Talvez a data não seja lembrada pela maioria, mas há 50 anos, numa tarde de abril de 1958, Carolina de Jesus começava a escrever uma nova história para si ao ser descoberta pelo repórter Audálio Dantas, conterrâneo de Graciliano Ramos um dos maiores repórteres do Brasil, premiado pela ONU por sua série de reportagens sobre o Nordeste brasileiro publicadas na extinta Revista Realidade e atual vice-presidente da Associação Brasileira de Imprensa. Audálio foi o responsável pela compilação do diário que Carolina escreveu e em 1960 o lançou como livro, com o título”Quarto de despejo

O livro foi traduzido para cerca de trinta idiomas, vendido em mais de 40 países e merecendo sucessivas reedições com tiragens superiores a 100 mil unidades.

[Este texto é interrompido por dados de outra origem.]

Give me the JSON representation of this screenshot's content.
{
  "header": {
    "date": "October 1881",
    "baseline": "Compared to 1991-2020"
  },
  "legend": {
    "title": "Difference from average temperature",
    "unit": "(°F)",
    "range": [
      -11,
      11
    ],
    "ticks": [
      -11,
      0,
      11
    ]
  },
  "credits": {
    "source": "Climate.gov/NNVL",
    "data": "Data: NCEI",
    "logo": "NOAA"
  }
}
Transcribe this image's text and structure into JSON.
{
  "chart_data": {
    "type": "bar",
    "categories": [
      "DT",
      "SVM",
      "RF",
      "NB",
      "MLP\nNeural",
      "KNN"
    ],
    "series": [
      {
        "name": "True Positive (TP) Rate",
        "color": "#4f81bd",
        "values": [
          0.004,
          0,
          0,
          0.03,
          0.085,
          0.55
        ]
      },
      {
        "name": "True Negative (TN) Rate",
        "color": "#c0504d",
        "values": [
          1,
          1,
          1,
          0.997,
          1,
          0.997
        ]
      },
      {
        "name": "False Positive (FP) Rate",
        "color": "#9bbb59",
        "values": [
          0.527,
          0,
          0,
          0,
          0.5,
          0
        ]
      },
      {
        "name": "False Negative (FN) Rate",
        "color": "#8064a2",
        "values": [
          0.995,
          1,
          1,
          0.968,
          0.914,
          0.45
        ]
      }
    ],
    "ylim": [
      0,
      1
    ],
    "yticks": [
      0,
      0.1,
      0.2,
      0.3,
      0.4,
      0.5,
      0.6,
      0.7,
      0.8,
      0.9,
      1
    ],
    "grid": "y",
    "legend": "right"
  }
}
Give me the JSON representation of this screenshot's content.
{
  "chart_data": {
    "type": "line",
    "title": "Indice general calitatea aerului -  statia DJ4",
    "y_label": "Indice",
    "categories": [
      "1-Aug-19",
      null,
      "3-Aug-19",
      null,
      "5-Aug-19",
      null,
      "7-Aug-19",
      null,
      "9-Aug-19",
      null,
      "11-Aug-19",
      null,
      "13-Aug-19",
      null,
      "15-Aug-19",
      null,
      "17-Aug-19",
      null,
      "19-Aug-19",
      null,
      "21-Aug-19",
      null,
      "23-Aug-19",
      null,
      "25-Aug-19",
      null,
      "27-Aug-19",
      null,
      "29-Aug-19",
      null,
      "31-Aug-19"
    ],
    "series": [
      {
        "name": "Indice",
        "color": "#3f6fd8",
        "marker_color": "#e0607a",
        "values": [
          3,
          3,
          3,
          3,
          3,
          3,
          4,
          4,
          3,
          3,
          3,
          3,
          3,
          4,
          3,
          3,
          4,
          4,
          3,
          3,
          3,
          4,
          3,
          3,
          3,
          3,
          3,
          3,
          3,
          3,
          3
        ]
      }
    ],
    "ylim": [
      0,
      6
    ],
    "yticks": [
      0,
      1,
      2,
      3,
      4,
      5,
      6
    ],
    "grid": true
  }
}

Tornou-se um sucesso editorial, sendo traduzido em treze línguas e mais de quarenta países, vendendo cerca de um milhão de cópias em todo o mundo.

Os registros diários de Carolina de Jesus iniciaram-se em 15 de julho de 1955, sendo interrompidos em 28 de julho do mesmo ano e retomados apenas em 2 de maio de 1958. O livro se encerra com um registro feito no dia 1.o. de janeiro de 1960. Mas nem o formato de diário nem a descontinuidade cronológica prejudicam a estrutura narrativa.

Sua obra foi adaptada para teatro, rádio, televisão e cinema, sempre com grande sucesso. Até hoje, apesar de não ser muito conhecida em seu próprio país de origem, é a escritora brasileira mais publicada no Exterior, em particular nos Estados Unidos, sendo superada apenas por Paulo Coelho.

Carolina Maria de Jesus nasceu na cidade de Sacramento, interior de Minas Gerais, a 14 de Março de 1914, cidade onde viveu sua infância e adolescência. Era neta de escravos. Era filha de negros que, provavelmente, migraram do Desemboque para Sacramento quando da mudança da economia da extração de ouro para as atividades agro-pecuárias. Seu pai era tocador de violão e não muito chegado ao batente. Portanto, coube à mãe de Carolina, o sustento da família.